Yes. Across 10 consecutive runs2, it finds the correct bug every time.
Stage | Model | API Calls | Prompt Tokens | Completion Tokens | Reasoning Tokens | Cost |
---|---|---|---|---|---|---|
Triage | GPT-5 mini | 217 | 394,621 | 417,573.8 | 390,067.2 | $1.71 |
Analyze | GPT-5 | 8.6 | 29,072.7 | 90,052.8 | 69,708.8 | $1.63 |
Total | – | 225.6 | 423,693.7 | 507,626.6 | 459,776 | $3.35 |
In 1 of those 10 runs, it also returned the following analyzed result. I haven’t reviewed this yet but documenting it here in the meantime.

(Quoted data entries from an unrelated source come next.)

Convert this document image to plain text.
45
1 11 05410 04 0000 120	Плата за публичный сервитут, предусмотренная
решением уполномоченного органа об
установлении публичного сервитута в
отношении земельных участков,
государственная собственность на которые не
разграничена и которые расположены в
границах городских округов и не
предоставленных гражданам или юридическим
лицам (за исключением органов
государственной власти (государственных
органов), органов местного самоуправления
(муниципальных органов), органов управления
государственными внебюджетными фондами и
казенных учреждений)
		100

$ jq '.results[1] | .analyze | {summary, vuln}' analyze.json | fold
{
"summary": "Likely use-after-free of struct smb_direct_transport (t) and/or it
s sendmsg mempool due to waking teardown on send_pending==0 before freeing send
messages, allowing teardown to free t->sendmsg_mempool while send_done still cal
ls smb_direct_free_sendmsg(), which dereferences t.",
"vuln": {
"affected_object": "struct smb_direct_transport *t (specifically t->sendmsg_
mempool and t->cm_id->device)",
"free_loc": {
"file": "transport_rdma.c",
"func": "smb_direct_destroy_transport (teardown path)",
"line": 0,
"snippet": "mempool_destroy(t->sendmsg_mempool);\nkfree(t);"
},
"type": "use-after-free",
"use_loc": {
"file": "transport_rdma.c",
"func": "smb_direct_free_sendmsg",
"line": 489,
"snippet": "mempool_free(msg, t->sendmsg_mempool);"
}
}
}
Future work
- Compare models. Measure GPT-5 family performance against Claude, Gemini, Grok, etc.—and also open-weight models like Qwen3, GLM-4.5, DeepSeek, gpt-oss, etc.
- Support other languages. CodeQL and Tree-Sitter have robust support for many compiled and interpreted languages like Go, Python, JavaScript, etc.
- Analyze large codebases. This experiment started with a predetermined target within the Linux kernel, but it’d be powerful to be able to automatically summarize independent components of a large codebase and identify high-value research targets.
- Rank analysis results. A concept I’ve explored extensively elsewhere that would have great application to this problem; the subcommand is already implemented but the final results have been too few to warrant ranking.
- Add more vuln classes. Only requires a new CodeQL query and prompt template.
- Expand eval dataset. Reproduce discovery of a few more high-profile vulnerabilities from the past few years.
- Experiment with decompiled code. Binary Ninja’s HIL is great for LLM analysis; interested to see if build-free CodeQL could be wrangled to analyze it.
- Output SARIF. The standard for static analysis tools.